U.S. livestock: CME hogs slide with cash, pork prices

Chicago | Reuters — Chicago Mercantile Exchange hog futures on Wednesday posted losses for a second straight day, pressured by eroding cash hog and wholesale prices.

October ended down 2.325 cents at 92.5 cents per pound, and December at 86.425 cents, 2.2 lower (all figures US$).

Wednesday afternoon’s average price of hogs in Iowa/Minnesota slumped $2.83 per hundredweight (cwt) from Tuesday to $96.68, the U.S. Department of Agriculture said.

Separate USDA data showed the afternoon wholesale pork price down $2.41 cents/cwt from Tuesday to $107.25.

“Farmers are selling hogs while trying to get ahead of this down market, which lightened up weights,” an Iowa hog dealer said.

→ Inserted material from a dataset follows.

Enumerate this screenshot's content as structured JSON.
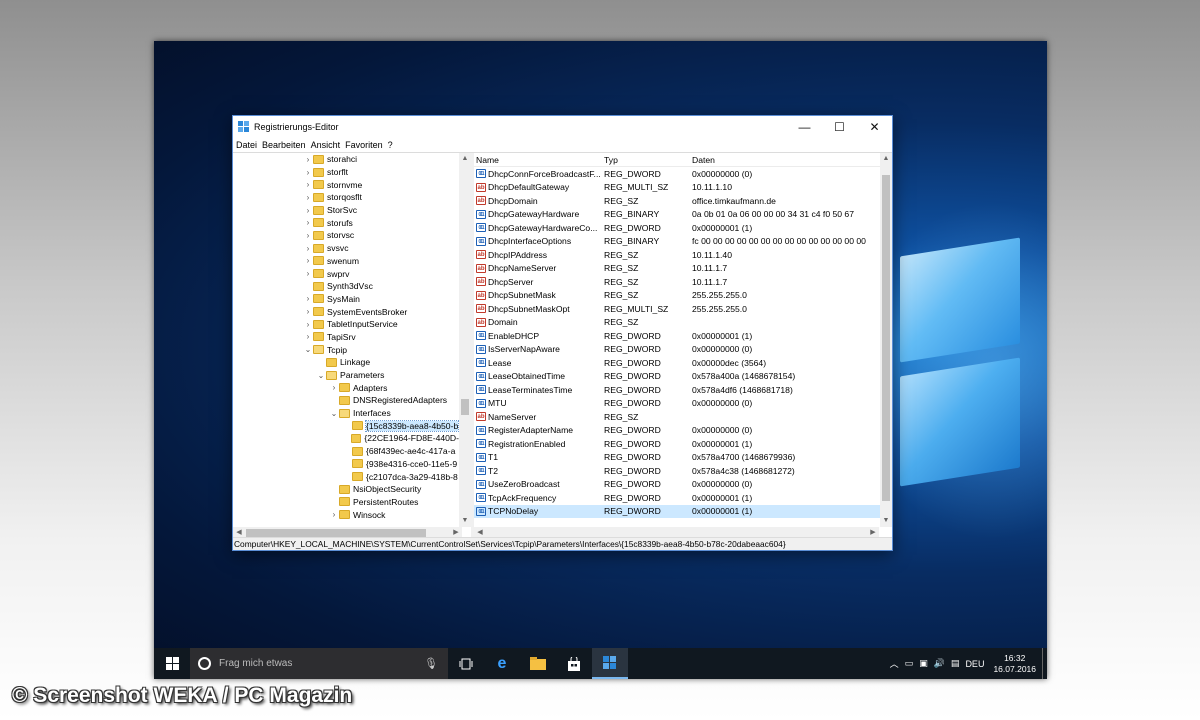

Currently there are enough hogs to meet packer demand while making more pork available to supermarkets, hog dealers said.

Some retailers are waiting for further pork price cuts before booking significant amounts of product to feature for Labour Day, said traders and analysts.

Speculators sold deferred trading months in the belief that cheaper corn will cause livestock producers to expand herds and continue to feed animals to heavier weights.

Live cattle down with beef demand

CME live cattle closed lower, weighed down by sluggish beef demand that threatens to keep a lid on prices for market-ready or cash cattle.

August live cattle ended 1.25 cents/lb. lower at 149.25, and October down 1.825 cents at 145.4 cents.

Wednesday afternoon’s choice wholesale beef price fell $1.36/cwt from Tuesday at $251.55. Select dropped 84 cents to $243.07, USDA said.

Cash cattle bids surfaced in Kansas and Nebraska at $151-$152/cwt, with no response from sellers, feedlot sources said. Last week, cash cattle in the U.S. Plains moved at mostly $155 to $156.

Retailers are buying beef hand-to-mouth at current prices while watching pork costs edge downward, a trader said.

Some packers are thought to have ample inventories, with the possibility of a seasonal buildup in supplies looming. But others might be strapped for cattle needed to make good on meat orders for the Labour Day holiday.

Futures’ losses mounted after funds liquidated long positions, especially after the October contract fell below the 100-day moving average of 146.87 cents.

USDA on Friday will issue its monthly Cattle-On-Feed report.

Analysts expect the data to show cattle placed in feedlots in July slowed down due to pricey calves that discouraged some feedyards from buying them.

CME feeder cattle closed sharply lower, with back months down the maximum 3.000-cents daily price limit, on fund selling and live cattle futures losses.

August closed down 2.2 cents/lb. at 214.95 cents. September and October finished three cents lower at 211.25 and 210.375 cents.

— Theopolis Waters reports on livestock futures markets for Reuters from Chicago.